Simulation allows learners to safely recognize, make clinical decisions and use real equipment to treat serious medical conditions that they may not experience during their clinical education. Skills learned through simulation directly benefit patients by improving their safety, treatment and recovery.

The Washington Health System School of Nursing incorporates extensive simulation education in its 16-month nursing program. Chelsey Pernock, MSN, MBA, RN, is the coordinator of simulation operations. "It's exciting to see the impact and results of the simulation center," Pernock says. "It has completely changed our clinical-staff orientation and skills competency."

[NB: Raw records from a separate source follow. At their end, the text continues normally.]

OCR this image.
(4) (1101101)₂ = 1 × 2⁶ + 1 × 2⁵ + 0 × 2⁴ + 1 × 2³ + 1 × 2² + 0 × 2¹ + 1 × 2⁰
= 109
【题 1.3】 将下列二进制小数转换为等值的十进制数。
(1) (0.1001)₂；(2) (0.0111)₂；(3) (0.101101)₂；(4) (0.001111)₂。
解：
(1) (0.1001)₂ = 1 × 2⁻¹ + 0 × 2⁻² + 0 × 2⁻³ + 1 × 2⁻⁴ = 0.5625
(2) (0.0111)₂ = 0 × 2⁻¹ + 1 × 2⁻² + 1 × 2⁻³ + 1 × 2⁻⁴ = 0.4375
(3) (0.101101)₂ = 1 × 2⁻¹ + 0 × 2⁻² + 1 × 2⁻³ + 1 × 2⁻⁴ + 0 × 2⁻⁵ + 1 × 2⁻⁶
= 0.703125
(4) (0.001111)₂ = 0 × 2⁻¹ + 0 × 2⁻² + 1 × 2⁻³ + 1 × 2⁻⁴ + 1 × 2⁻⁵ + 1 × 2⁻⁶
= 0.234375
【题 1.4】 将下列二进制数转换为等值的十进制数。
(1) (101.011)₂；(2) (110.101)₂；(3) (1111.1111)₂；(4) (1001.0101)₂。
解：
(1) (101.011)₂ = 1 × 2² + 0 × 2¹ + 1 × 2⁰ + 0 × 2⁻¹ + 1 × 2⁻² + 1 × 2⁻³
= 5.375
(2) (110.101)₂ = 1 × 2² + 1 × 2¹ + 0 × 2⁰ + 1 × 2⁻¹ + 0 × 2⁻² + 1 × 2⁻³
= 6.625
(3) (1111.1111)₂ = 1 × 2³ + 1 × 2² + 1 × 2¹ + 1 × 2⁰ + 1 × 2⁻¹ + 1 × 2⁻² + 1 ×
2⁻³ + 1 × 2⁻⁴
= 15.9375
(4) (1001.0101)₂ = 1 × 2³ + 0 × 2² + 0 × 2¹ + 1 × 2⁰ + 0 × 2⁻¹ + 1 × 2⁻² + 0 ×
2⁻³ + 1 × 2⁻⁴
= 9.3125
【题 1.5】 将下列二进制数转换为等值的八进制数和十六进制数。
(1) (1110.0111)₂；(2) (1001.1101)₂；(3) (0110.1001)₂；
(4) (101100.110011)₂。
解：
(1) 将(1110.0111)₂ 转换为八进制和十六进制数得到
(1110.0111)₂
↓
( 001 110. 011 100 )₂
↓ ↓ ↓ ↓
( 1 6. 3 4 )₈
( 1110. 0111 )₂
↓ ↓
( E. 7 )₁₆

"The simulation center's mission is to provide simulation-based education in a safe learning environment," she adds. "The center is a place where it is okay to make mistakes. In the hospital, you move from patient to patient without the time to reflect. Here, learners can complete a scenario and immediately analyze their actions."

Philanthropy from private donors, foundations, government and community organizations made this state-of-the-art facility possible in our community.

"Words cannot describe how much we appreciate our donors' generosity," Pernock says. "They did not just build a simulation facility. They have helped improve how we train our staff and how we treat our patients every day."